WESTLAKE VILLAGE, Calif., June 06, 2025 (GLOBE NEWSWIRE) -- Arcutis Biotherapeutics, Inc. (Nasdaq: ARQT), a commercial-stage biopharmaceutical company focused on developing meaningful innovations in immuno-dermatology, today announced that it will present five posters at the 2025 Revolutionizing Atopic Dermatitis (RAD) Conference, which is taking place in Nashville, TN, from June 6-7, 2025.

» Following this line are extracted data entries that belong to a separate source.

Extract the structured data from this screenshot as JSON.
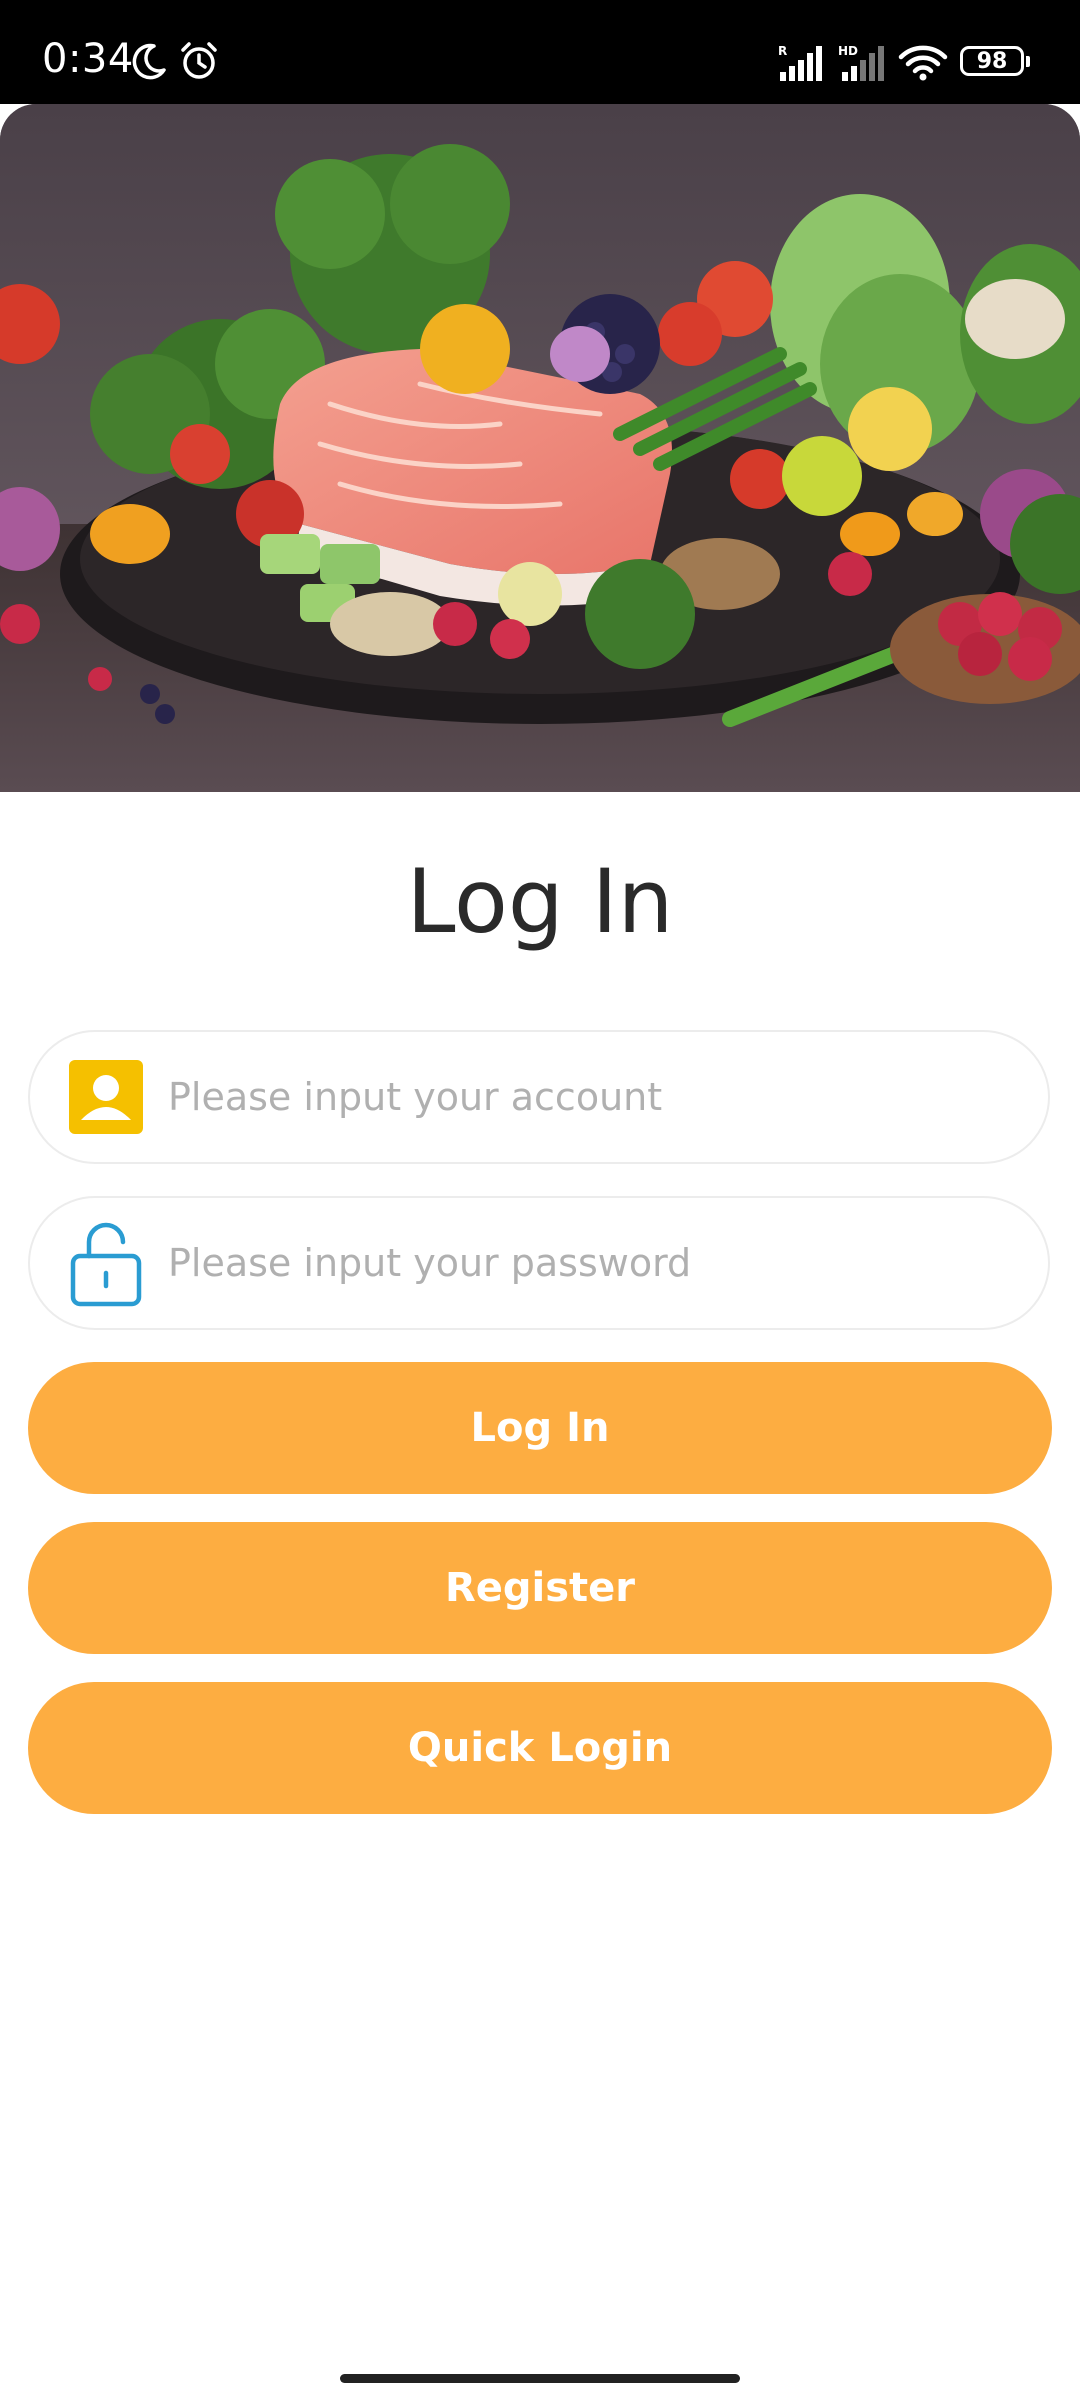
{
  "status_bar": {
    "time": "0:34",
    "battery": "98",
    "signal_1_label": "R",
    "signal_2_label": "HD",
    "icons": [
      "moon-icon",
      "alarm-icon",
      "signal-icon",
      "signal-hd-icon",
      "wifi-icon",
      "battery-icon"
    ]
  },
  "hero": {
    "icon": "food-platter-image"
  },
  "login": {
    "title": "Log In",
    "account_placeholder": "Please input your account",
    "password_placeholder": "Please input your password",
    "login_button": "Log In",
    "register_button": "Register",
    "quick_login_button": "Quick Login"
  },
  "colors": {
    "accent": "#fdad41",
    "account_icon": "#f5c000",
    "password_icon": "#2a9cd2",
    "title_text": "#2a2a2a",
    "placeholder_text": "#b0b0b0"
  }
}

Importantly, the Company will present new data from its INTEGUMENT-OLE study demonstrating the long-term safety and durable efficacy of investigational ZORYVE cream 0.05% in children ages 2 to 5 with AD, consistent with previous studies. Starting at Week 4 of INTEGUMENT-OLE, participants who achieved a validated Investigator Global Assessment (vIGA-AD) score of clear (0), switched to proactive twice-weekly application (170 participants; 30.2% of study population). For participants who switched to twice-weekly application, the median duration of disease control (maintaining vIGA-AD of clear or almost clear with adequate control of signs and symptoms on the twice-weekly schedule application) was 238 days (34 weeks), consistent with the 281 days observed for adults and children down to age 6 who used twice-weekly dosing.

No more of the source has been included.